MCU(マーベル・シネマティック・ユニバース)の映画「キャプテン・アメリカ/ウィンター・ソルジャー」、「シビル・ウォー/キャプテン・アメリカ」、「アベンジャーズ/インフィニティ・ウォー」、「アベンジャーズ/エンドゲーム」のルッソ兄弟監督が海外メディア Variety のインタビューに応じ、先日和解が報じられた「ブラックウィドウ」の訴訟問題についてコメントしました。
ローマでの基調講演のあと、ジョー・ルッソ監督は「ブラックウィドウ」のスカーレット・ヨハンソンさんとディズニーとの紛争について、公になってしまった事は「残念なこと」としながらも、不確実性に苛まれている業界にとっては時代の流れだと指摘しています。
多くの業界がそうであるように、混乱が続いているため、多くの緊張感があります。人々の神経はすり減り、何が起こるのか、何がどこへ行くのかを予測するのは難しいのです。
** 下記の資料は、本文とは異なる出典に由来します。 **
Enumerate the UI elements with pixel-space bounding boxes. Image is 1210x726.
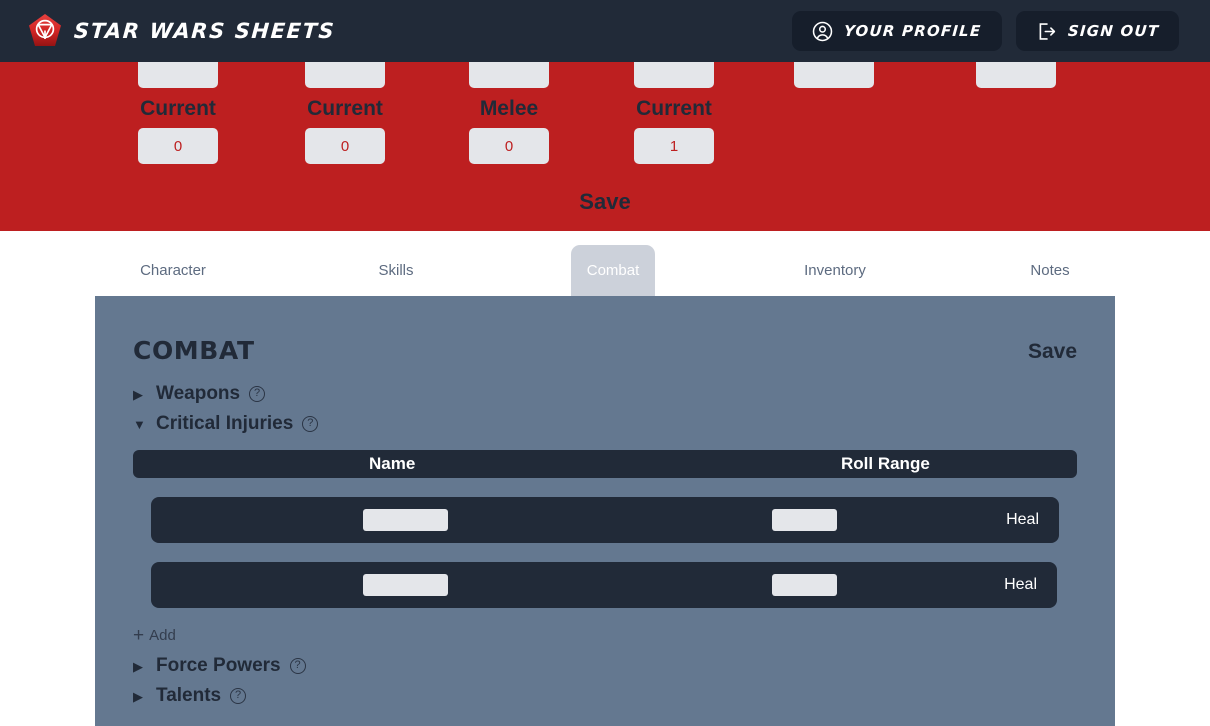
help-icon[interactable]: ? xyxy=(289,658,306,674)
add-critical-injury-button[interactable]: + Add xyxy=(133,625,176,646)
stat-field-0: Current xyxy=(138,52,218,164)
page-title: COMBAT xyxy=(133,336,255,365)
tab-combat[interactable]: Combat xyxy=(571,245,655,296)
tab-skills[interactable]: Skills xyxy=(338,244,454,296)
table-row: Heal xyxy=(151,497,1059,543)
section-force-powers[interactable]: ▶ Force Powers ? xyxy=(133,652,1077,680)
section-critical-injuries[interactable]: ▼ Critical Injuries ? xyxy=(133,410,1077,438)
heal-button[interactable]: Heal xyxy=(1006,511,1039,529)
chevron-right-icon: ▶ xyxy=(133,688,143,704)
tab-inventory[interactable]: Inventory xyxy=(777,244,893,296)
sign-out-icon xyxy=(1039,22,1055,40)
star-wars-sheets-logo-icon xyxy=(29,14,61,46)
user-circle-icon xyxy=(813,21,833,41)
chevron-right-icon: ▶ xyxy=(133,386,143,402)
table-row: Heal xyxy=(151,562,1057,608)
stat-label-3: Current xyxy=(636,97,712,120)
combat-save-button[interactable]: Save xyxy=(1028,340,1077,364)
section-weapons-label: Weapons xyxy=(156,383,241,404)
section-weapons[interactable]: ▶ Weapons ? xyxy=(133,380,1077,408)
help-icon[interactable]: ? xyxy=(230,688,247,704)
brand: STAR WARS SHEETS xyxy=(28,13,337,49)
stat-input-value-2[interactable] xyxy=(469,128,549,164)
stat-field-1: Current xyxy=(305,52,385,164)
stat-field-2: Melee xyxy=(469,52,549,164)
add-label: Add xyxy=(149,627,176,644)
tab-notes[interactable]: Notes xyxy=(992,244,1108,296)
stat-field-3: Current xyxy=(634,52,714,164)
stat-label-0: Current xyxy=(140,97,216,120)
stat-input-value-0[interactable] xyxy=(138,128,218,164)
critical-injury-roll-range-input[interactable] xyxy=(772,509,837,531)
column-header-roll-range: Roll Range xyxy=(841,454,930,473)
column-header-name: Name xyxy=(369,454,416,473)
app-header: STAR WARS SHEETS YOUR PROFILE SIGN OUT xyxy=(0,0,1210,62)
section-talents[interactable]: ▶ Talents ? xyxy=(133,682,1077,710)
heal-button[interactable]: Heal xyxy=(1004,576,1037,594)
chevron-right-icon: ▶ xyxy=(133,658,143,674)
section-critical-injuries-label: Critical Injuries xyxy=(156,413,294,434)
header-actions: YOUR PROFILE SIGN OUT xyxy=(792,11,1179,51)
help-icon[interactable]: ? xyxy=(302,416,319,432)
sign-out-button[interactable]: SIGN OUT xyxy=(1015,11,1179,51)
combat-panel-header: COMBAT Save xyxy=(133,336,1077,380)
critical-injury-roll-range-input[interactable] xyxy=(772,574,837,596)
chevron-down-icon: ▼ xyxy=(133,416,146,432)
tab-character[interactable]: Character xyxy=(115,244,231,296)
brand-title: STAR WARS SHEETS xyxy=(73,19,337,43)
stats-save-button[interactable]: Save xyxy=(0,189,1210,215)
plus-icon: + xyxy=(133,625,145,646)
tab-bar: Character Skills Combat Inventory Notes xyxy=(0,231,1210,296)
your-profile-button[interactable]: YOUR PROFILE xyxy=(792,11,1002,51)
stats-section: Current Current Melee Current Save xyxy=(0,52,1210,231)
stat-input-value-1[interactable] xyxy=(305,128,385,164)
your-profile-label: YOUR PROFILE xyxy=(843,22,983,40)
section-force-powers-label: Force Powers xyxy=(156,655,281,676)
table-body: Heal Heal xyxy=(133,497,1077,608)
combat-panel: COMBAT Save ▶ Weapons ? ▼ Critical Injur… xyxy=(95,296,1115,726)
stat-label-2: Melee xyxy=(479,97,539,120)
stat-input-value-3[interactable] xyxy=(634,128,714,164)
section-talents-label: Talents xyxy=(156,685,222,706)
help-icon[interactable]: ? xyxy=(249,386,266,402)
sign-out-label: SIGN OUT xyxy=(1067,22,1160,40)
critical-injury-name-input[interactable] xyxy=(363,574,448,596)
table-header: Name Roll Range xyxy=(133,450,1077,478)
critical-injury-name-input[interactable] xyxy=(363,509,448,531)
stat-label-1: Current xyxy=(307,97,383,120)
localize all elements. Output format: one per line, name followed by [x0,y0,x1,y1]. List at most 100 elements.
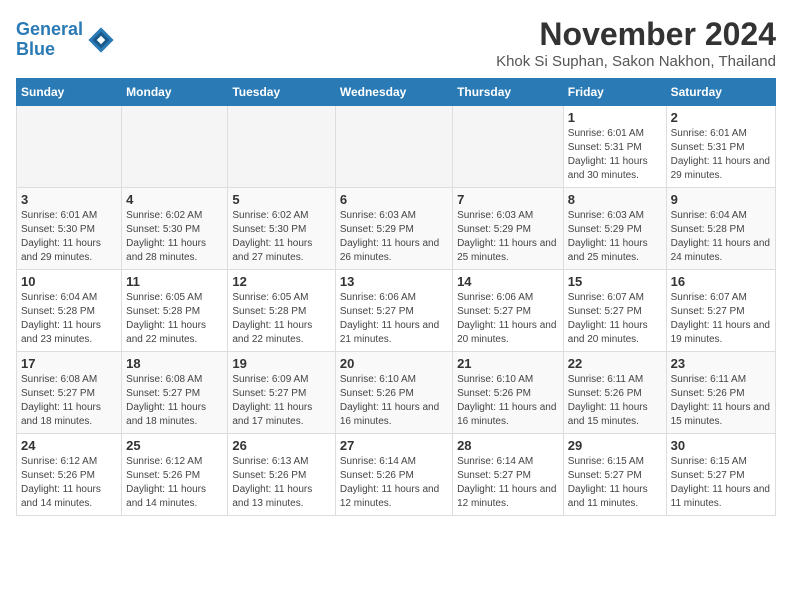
day-cell: 4Sunrise: 6:02 AMSunset: 5:30 PMDaylight… [122,188,228,270]
day-info: Sunrise: 6:14 AMSunset: 5:27 PMDaylight:… [457,455,559,511]
logo: General Blue [16,20,115,60]
day-info: Sunrise: 6:10 AMSunset: 5:26 PMDaylight:… [457,373,559,429]
day-cell: 11 Sunrise: 6:05 AMSunset: 5:28 PMDayligh… [122,270,228,352]
calendar-header-row: SundayMondayTuesdayWednesdayThursdayFrid… [17,79,776,106]
day-info: Sunrise: 6:04 AMSunset: 5:28 PMDaylight:… [21,291,117,347]
day-cell: 9 Sunrise: 6:04 AMSunset: 5:28 PMDaylight… [666,188,775,270]
day-number: 6 [340,192,448,207]
day-number: 15 [568,274,662,289]
day-number: 19 [232,356,330,371]
week-row-1: 1 Sunrise: 6:01 AMSunset: 5:31 PMDaylight… [17,106,776,188]
day-number: 28 [457,438,559,453]
logo-icon [87,26,115,54]
day-info: Sunrise: 6:14 AMSunset: 5:26 PMDaylight:… [340,455,448,511]
day-info: Sunrise: 6:06 AMSunset: 5:27 PMDaylight:… [340,291,448,347]
logo-text: General Blue [16,20,83,60]
day-info: Sunrise: 6:07 AMSunset: 5:27 PMDaylight:… [568,291,662,347]
day-info: Sunrise: 6:01 AMSunset: 5:31 PMDaylight:… [671,127,771,183]
day-number: 9 [671,192,771,207]
day-number: 29 [568,438,662,453]
day-cell: 6Sunrise: 6:03 AMSunset: 5:29 PMDaylight… [335,188,452,270]
header-thursday: Thursday [453,79,564,106]
day-cell: 2Sunrise: 6:01 AMSunset: 5:31 PMDaylight… [666,106,775,188]
day-number: 7 [457,192,559,207]
day-number: 13 [340,274,448,289]
day-cell: 18Sunrise: 6:08 AMSunset: 5:27 PMDayligh… [122,352,228,434]
day-cell: 12Sunrise: 6:05 AMSunset: 5:28 PMDayligh… [228,270,335,352]
day-cell: 13 Sunrise: 6:06 AMSunset: 5:27 PMDayligh… [335,270,452,352]
day-cell: 1 Sunrise: 6:01 AMSunset: 5:31 PMDaylight… [563,106,666,188]
day-number: 27 [340,438,448,453]
day-number: 22 [568,356,662,371]
day-number: 1 [568,110,662,125]
header-saturday: Saturday [666,79,775,106]
day-number: 24 [21,438,117,453]
day-cell: 10 Sunrise: 6:04 AMSunset: 5:28 PMDayligh… [17,270,122,352]
day-info: Sunrise: 6:05 AMSunset: 5:28 PMDaylight:… [232,291,330,347]
day-number: 3 [21,192,117,207]
day-info: Sunrise: 6:03 AMSunset: 5:29 PMDaylight:… [457,209,559,265]
day-cell [453,106,564,188]
day-info: Sunrise: 6:02 AMSunset: 5:30 PMDaylight:… [232,209,330,265]
day-info: Sunrise: 6:06 AMSunset: 5:27 PMDaylight:… [457,291,559,347]
day-number: 11 [126,274,223,289]
day-number: 16 [671,274,771,289]
day-cell: 23 Sunrise: 6:11 AMSunset: 5:26 PMDayligh… [666,352,775,434]
day-info: Sunrise: 6:10 AMSunset: 5:26 PMDaylight:… [340,373,448,429]
day-cell: 8 Sunrise: 6:03 AMSunset: 5:29 PMDaylight… [563,188,666,270]
header-sunday: Sunday [17,79,122,106]
header-tuesday: Tuesday [228,79,335,106]
day-info: Sunrise: 6:12 AMSunset: 5:26 PMDaylight:… [21,455,117,511]
day-cell: 17 Sunrise: 6:08 AMSunset: 5:27 PMDayligh… [17,352,122,434]
day-info: Sunrise: 6:01 AMSunset: 5:31 PMDaylight:… [568,127,662,183]
day-number: 14 [457,274,559,289]
week-row-4: 17 Sunrise: 6:08 AMSunset: 5:27 PMDayligh… [17,352,776,434]
day-cell: 26Sunrise: 6:13 AMSunset: 5:26 PMDayligh… [228,434,335,516]
header: General Blue November 2024 Khok Si Supha… [16,16,776,70]
day-info: Sunrise: 6:09 AMSunset: 5:27 PMDaylight:… [232,373,330,429]
day-number: 23 [671,356,771,371]
day-number: 25 [126,438,223,453]
day-info: Sunrise: 6:12 AMSunset: 5:26 PMDaylight:… [126,455,223,511]
day-info: Sunrise: 6:11 AMSunset: 5:26 PMDaylight:… [671,373,771,429]
day-cell: 19 Sunrise: 6:09 AMSunset: 5:27 PMDayligh… [228,352,335,434]
day-cell: 29 Sunrise: 6:15 AMSunset: 5:27 PMDayligh… [563,434,666,516]
day-number: 17 [21,356,117,371]
header-wednesday: Wednesday [335,79,452,106]
day-number: 5 [232,192,330,207]
day-cell: 24 Sunrise: 6:12 AMSunset: 5:26 PMDayligh… [17,434,122,516]
day-cell: 16 Sunrise: 6:07 AMSunset: 5:27 PMDayligh… [666,270,775,352]
day-cell: 20 Sunrise: 6:10 AMSunset: 5:26 PMDayligh… [335,352,452,434]
day-cell: 30Sunrise: 6:15 AMSunset: 5:27 PMDayligh… [666,434,775,516]
day-cell: 15 Sunrise: 6:07 AMSunset: 5:27 PMDayligh… [563,270,666,352]
day-info: Sunrise: 6:05 AMSunset: 5:28 PMDaylight:… [126,291,223,347]
title-area: November 2024 Khok Si Suphan, Sakon Nakh… [496,16,776,70]
day-cell: 27 Sunrise: 6:14 AMSunset: 5:26 PMDayligh… [335,434,452,516]
day-info: Sunrise: 6:04 AMSunset: 5:28 PMDaylight:… [671,209,771,265]
calendar-table: SundayMondayTuesdayWednesdayThursdayFrid… [16,78,776,516]
day-cell [335,106,452,188]
day-info: Sunrise: 6:03 AMSunset: 5:29 PMDaylight:… [568,209,662,265]
day-info: Sunrise: 6:08 AMSunset: 5:27 PMDaylight:… [21,373,117,429]
day-number: 26 [232,438,330,453]
day-info: Sunrise: 6:15 AMSunset: 5:27 PMDaylight:… [568,455,662,511]
header-monday: Monday [122,79,228,106]
day-info: Sunrise: 6:07 AMSunset: 5:27 PMDaylight:… [671,291,771,347]
day-info: Sunrise: 6:02 AMSunset: 5:30 PMDaylight:… [126,209,223,265]
day-cell: 14 Sunrise: 6:06 AMSunset: 5:27 PMDayligh… [453,270,564,352]
day-number: 30 [671,438,771,453]
main-title: November 2024 [496,16,776,53]
day-number: 20 [340,356,448,371]
day-cell: 7 Sunrise: 6:03 AMSunset: 5:29 PMDaylight… [453,188,564,270]
header-friday: Friday [563,79,666,106]
week-row-5: 24 Sunrise: 6:12 AMSunset: 5:26 PMDayligh… [17,434,776,516]
sub-title: Khok Si Suphan, Sakon Nakhon, Thailand [496,53,776,70]
day-info: Sunrise: 6:11 AMSunset: 5:26 PMDaylight:… [568,373,662,429]
day-cell: 5 Sunrise: 6:02 AMSunset: 5:30 PMDaylight… [228,188,335,270]
week-row-2: 3 Sunrise: 6:01 AMSunset: 5:30 PMDaylight… [17,188,776,270]
day-cell: 21Sunrise: 6:10 AMSunset: 5:26 PMDayligh… [453,352,564,434]
day-number: 8 [568,192,662,207]
day-number: 10 [21,274,117,289]
day-info: Sunrise: 6:01 AMSunset: 5:30 PMDaylight:… [21,209,117,265]
day-number: 18 [126,356,223,371]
しかし訴訟が解決したのは良い事ですね。解決したことは、これまでの大きな変化を示していると思います。この解決は、この変化の中で前進するアーティストに対する敬意を物語っています。
配給方法が不透明だったとされる「ブラックウィドウ」の問題を受け、ルッソ兄弟監督はマーベル・スタジオとの次回作について行き詰まりを見せていると以前にウォール・ストリート・ジャーナルで報道されました。この復帰作について質問された監督は「交渉の最中であれば、契約についてコメントするのは不適切ですね」と延べ、進捗状況については言及しませんでした。
しかし、今回の訴訟問題の決議は、かつてないほどに変化している業界の現状を物語っていると監督は言います。
今、企業はパニックに陥っています。今後5年から10年の間にスタジオの半分が消滅し、ゲームは劇的に変化していると思うからです。どんなスタジオにも負けないコンテンツ制作者がいて、彼らにとっては1兆円規模の企業なので、それは単なる丸め込みに過ぎません。これまでのビジネスでは見られなかったことです。
しかし、COVID-19のパンデミックやストリーミングサービスの増加による混乱は、映画ビジネスを大きく変えてしまいました。でも私はそうは思いません。デジタルで作った方がお金になる。頭を悩ませることもありません。Netflixにとって最も簡単なことは、小規模な映画にグリーンライトを与えることです。私や他の多くの映画制作者が発見したことは、誰もあなたを邪魔しないということです。これは素晴らしい経験です。
史上最高の興行収入を記録した5作品のうちの2作品を兄のアンソニーと一緒に監督したルッソは、COVID-19パンデミックによる混乱とストリーミングサービスの継続的な成長がビジネスを永久に変えてしまったとはいえ、劇場公開モデルは死んでいないと主張しました。
個人的には、ストーリーテリングの多様性に関心があります。多様な声が聞こえるほど、世界はより良い場所になると思います。この5年間で私が気に入っている作品は、すべてハリウッド以外の場所で制作されたものです。アーティストたちは個性的で、ハリウッドという機械に汚染されたり影響されたりしない新鮮な視点で作品に取り組んでいるので、これは重要なことだと思います。
また、Netflixのオリジナル作品で最も視聴されたクリス・ヘムズワースさん主演のアクション映画の続編「Extraction 2」の予告編を上映したほか、Amazon Primeで放送予定のシリーズ「The Citadel」についても触れました。
「これは物語の実験のようなものです」と監督は言います。「旗艦番組があって、それを中心に各地域で番組が作られます。それらは補完的な物語です。それぞれの地域のタレントが、それぞれの派生番組をプロデュースし、制作しています。これは、コミュニティとパートナーシップの大きな実験です」と述べています。
この夏には、ライアン・ゴズリングさんとクリス・エヴァンスさんが競演するNetflixのスパイ・スリラー「The Gray Man」の撮影を終えました。この作品は、シリーズ化される可能性のある最初の作品で、2億ドル以上の予算が組まれていると言われており、Netflixのこれまでのオリジナル作品の中で最も高額な作品となっています。
「ブラックウィドウ」問題が早期の解決となったことで、監督のMCUへの復帰にも光が差し込んだのでしょうか。